Actif à Rome, Anesi ne quittera jamais sa ville natale. Les panoramas qu’offrent ses collines constituent autant de points de vue remarquables. L’Aventin, l’une des sept collines de Rome, semble avoir été l’une des favoris de l’artiste. Pour la réalisation de notre toile, Anesi se rend sur l’isola Tiberina, une petite île située au milieu du Tibre reliée à la rive gauche par le Ponte Cestio et à la rive droite par le Ponte Fabricio. De ce point de vue, le Ponte Cestio chevauche le Tibre au centre de la composition. Construit sous la République romaine, il est l’un des plus vieux ponts de la ville conçu pour relier l’île au quartier du Trastevere.

Suivant la tradition des glorieux peintres de paysage du XVIIe siècle tels que Claude Lorrain ou Gaspard Dughet, l’artiste mêle la poésie classique des ruines, dont on aperçoit ici une colonne brisée au premier plan, aux paysages contemporains. Tout en affichant une rigueur topographique, ses œuvres s’ornent parfois d’éléments fictifs ou idéalisés. Anesi met à profit sa maîtrise de la perspective et suit une construction rigoureuse en trois parties : un premier plan animé de personnages, un second plan structuré par l’architecture et un arrière-plan lointain, souvent vaporeux rendu par l’utilisation de la perspective atmosphérique qui renforce l’illusion du lointain.

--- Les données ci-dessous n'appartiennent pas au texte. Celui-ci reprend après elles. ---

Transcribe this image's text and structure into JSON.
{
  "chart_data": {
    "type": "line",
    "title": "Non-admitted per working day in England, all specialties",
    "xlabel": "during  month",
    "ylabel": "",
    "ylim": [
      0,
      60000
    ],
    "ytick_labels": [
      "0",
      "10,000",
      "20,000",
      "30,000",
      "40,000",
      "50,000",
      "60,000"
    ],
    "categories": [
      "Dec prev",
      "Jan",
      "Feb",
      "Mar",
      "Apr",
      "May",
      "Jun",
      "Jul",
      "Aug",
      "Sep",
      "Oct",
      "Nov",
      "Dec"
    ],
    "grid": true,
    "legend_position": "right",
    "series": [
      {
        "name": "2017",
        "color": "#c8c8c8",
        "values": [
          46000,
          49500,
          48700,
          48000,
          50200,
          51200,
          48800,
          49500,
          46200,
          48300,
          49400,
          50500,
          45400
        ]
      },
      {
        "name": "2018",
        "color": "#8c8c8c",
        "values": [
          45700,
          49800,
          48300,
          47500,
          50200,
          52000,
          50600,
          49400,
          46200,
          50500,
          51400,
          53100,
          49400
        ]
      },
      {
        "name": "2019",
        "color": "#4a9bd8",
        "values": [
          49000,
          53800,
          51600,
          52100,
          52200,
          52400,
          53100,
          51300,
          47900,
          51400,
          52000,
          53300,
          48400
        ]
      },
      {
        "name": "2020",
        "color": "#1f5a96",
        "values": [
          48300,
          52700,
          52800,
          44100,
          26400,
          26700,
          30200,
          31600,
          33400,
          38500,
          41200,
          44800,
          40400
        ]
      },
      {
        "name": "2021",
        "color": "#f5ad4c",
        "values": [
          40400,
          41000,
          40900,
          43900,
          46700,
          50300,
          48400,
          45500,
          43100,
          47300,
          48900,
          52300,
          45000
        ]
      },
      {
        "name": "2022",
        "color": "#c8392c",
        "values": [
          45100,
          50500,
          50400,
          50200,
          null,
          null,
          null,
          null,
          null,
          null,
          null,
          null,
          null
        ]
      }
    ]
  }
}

La lumière tient également une place majeure. Douce et délicate, elle permet d’attirer le regard du spectateur au centre du tableau. Le premier plan, plongé dans des jeux d’ombres renforce l’aspect théâtral de la scène : ici des habitants affairés ont un rôle secondaire et pourtant indispensable car ils rythment la composition. Il n’est pas rare que l’artiste fasse appel à d’autres artistes spécialistes de la représentation de figures pour compléter ses œuvres. C’est le cas de Paolo Monaldi avec qui Anesi collabore pour certaines de ses commandes dont celle de la Villa Chigi à Rome (ill. 2). `
Dans les compositions du maître, les éléments d’architecture sont précis et minutieux afin de rendre avec exactitude la magnificence du savoir-faire italien, tandis que les éléments naturels, ici l’eau du fleuve et la végétation au premier plan sont traités dans une touche bien plus souple, leur conférant ainsi un effet de mouvement naturel.